If you'd like to test that everything is working, feel free to run the script.
npx esrun src/index.ts
6. Tests
Test trying to transfer owner
The first token account that is being created is the account is tied to
ourTokenAccountKeypair
. We'll be attempting to transfer ownership of the
account to otherOwner
which was generated earlier.

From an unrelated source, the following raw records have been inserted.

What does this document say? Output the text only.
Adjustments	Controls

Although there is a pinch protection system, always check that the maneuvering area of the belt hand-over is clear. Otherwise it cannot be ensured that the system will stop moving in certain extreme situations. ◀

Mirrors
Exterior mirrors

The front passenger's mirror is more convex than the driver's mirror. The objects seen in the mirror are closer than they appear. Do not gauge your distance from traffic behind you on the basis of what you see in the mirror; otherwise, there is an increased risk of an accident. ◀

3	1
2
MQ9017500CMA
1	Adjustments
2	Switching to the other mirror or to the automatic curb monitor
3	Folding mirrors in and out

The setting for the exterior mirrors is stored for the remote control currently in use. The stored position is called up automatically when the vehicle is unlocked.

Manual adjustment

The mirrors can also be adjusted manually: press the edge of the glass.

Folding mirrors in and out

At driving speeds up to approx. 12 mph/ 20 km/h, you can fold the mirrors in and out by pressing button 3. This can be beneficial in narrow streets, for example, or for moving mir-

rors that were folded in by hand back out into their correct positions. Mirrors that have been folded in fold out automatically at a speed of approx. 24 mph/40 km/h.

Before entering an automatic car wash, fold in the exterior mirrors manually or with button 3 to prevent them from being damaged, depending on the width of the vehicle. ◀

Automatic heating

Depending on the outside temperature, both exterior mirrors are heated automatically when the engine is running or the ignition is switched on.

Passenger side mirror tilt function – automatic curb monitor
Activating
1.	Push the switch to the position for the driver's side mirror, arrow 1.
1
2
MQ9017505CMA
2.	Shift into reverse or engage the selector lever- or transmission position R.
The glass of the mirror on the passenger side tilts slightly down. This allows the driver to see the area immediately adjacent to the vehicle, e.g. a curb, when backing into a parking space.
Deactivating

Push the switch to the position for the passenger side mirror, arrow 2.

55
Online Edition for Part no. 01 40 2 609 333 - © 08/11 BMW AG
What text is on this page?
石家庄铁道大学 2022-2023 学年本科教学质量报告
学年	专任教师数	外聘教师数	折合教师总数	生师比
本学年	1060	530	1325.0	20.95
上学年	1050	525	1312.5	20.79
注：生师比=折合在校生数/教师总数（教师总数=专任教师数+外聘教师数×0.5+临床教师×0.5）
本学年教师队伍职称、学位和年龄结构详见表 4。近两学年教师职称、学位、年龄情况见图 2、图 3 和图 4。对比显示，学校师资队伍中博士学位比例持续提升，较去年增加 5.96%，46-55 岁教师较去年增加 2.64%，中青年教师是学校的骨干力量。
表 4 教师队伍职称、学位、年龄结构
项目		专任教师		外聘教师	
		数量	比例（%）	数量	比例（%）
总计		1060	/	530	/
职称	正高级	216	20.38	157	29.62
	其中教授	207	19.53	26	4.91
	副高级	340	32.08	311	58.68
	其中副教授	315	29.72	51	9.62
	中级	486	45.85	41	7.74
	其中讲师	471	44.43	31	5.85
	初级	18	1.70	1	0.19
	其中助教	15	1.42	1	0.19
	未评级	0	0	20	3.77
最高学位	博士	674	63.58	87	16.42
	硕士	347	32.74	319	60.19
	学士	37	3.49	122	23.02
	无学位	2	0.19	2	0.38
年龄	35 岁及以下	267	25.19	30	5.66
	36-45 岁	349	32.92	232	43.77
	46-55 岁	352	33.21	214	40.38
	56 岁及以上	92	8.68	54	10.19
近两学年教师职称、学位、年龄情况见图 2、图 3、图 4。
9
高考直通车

This test is expected to
fail as the new authority is not the owner of the account upon creation.
Add the following code to your src/index.ts
file:
// TEST TRANSFER ATTEMPT ON IMMUTABLE ACCOUNT
try {
await setAuthority(
connection,
payer,
ourTokenAccount,
payer.publicKey,
AuthorityType.AccountOwner,
otherOwner.publicKey,
undefined,
undefined,
TOKEN_2022_PROGRAM_ID,
);
console.error("You should not be able to change the owner of the account.");
} catch (error) {
console.log(
`✅ - We expected this to fail because the account is immutable, and cannot change owner.`,
);
}
We can now invoke the setAuthority
function by running
npx esrun src/index.ts
. We should see the following error logged out in the
terminal, meaning the extension is working as we need it to:
✅ - We expected this to fail because the account is immutable, and cannot change owner.
Test trying to transfer owner with associated token account
This test will attempt to transfer ownership to the Associated Token Account. This test is also expected to fail as the new authority is not the owner of the account upon creation.
Below the previous test, add the following try/catch:
// TEST TRANSFER ATTEMPT ON ASSOCIATED IMMUTABLE ACCOUNT
try {
await setAuthority(
connection,
payer,
associatedTokenAccount,
payer.publicKey,
AuthorityType.AccountOwner,
otherOwner.publicKey,
undefined,
undefined,
TOKEN_2022_PROGRAM_ID,
);
console.error("You should not be able to change the owner of the account.");
} catch (error) {
console.log(
`✅ - We expected this to fail because the associated token account is immutable, and cannot change owner.`,
);
}
Now we can run npx esrun src/index.ts
. This test should log a failure message
similar to the one from the previous test. This means that both of our token
accounts are in fact immutable and working as intended.
Congratulations! We’ve just created token accounts and tested the immutable
owner extension! If you are stuck at any point, you can find the working code on
the solution
branch of
this repository.
Challenge
Go create your own token account with an immutable owner.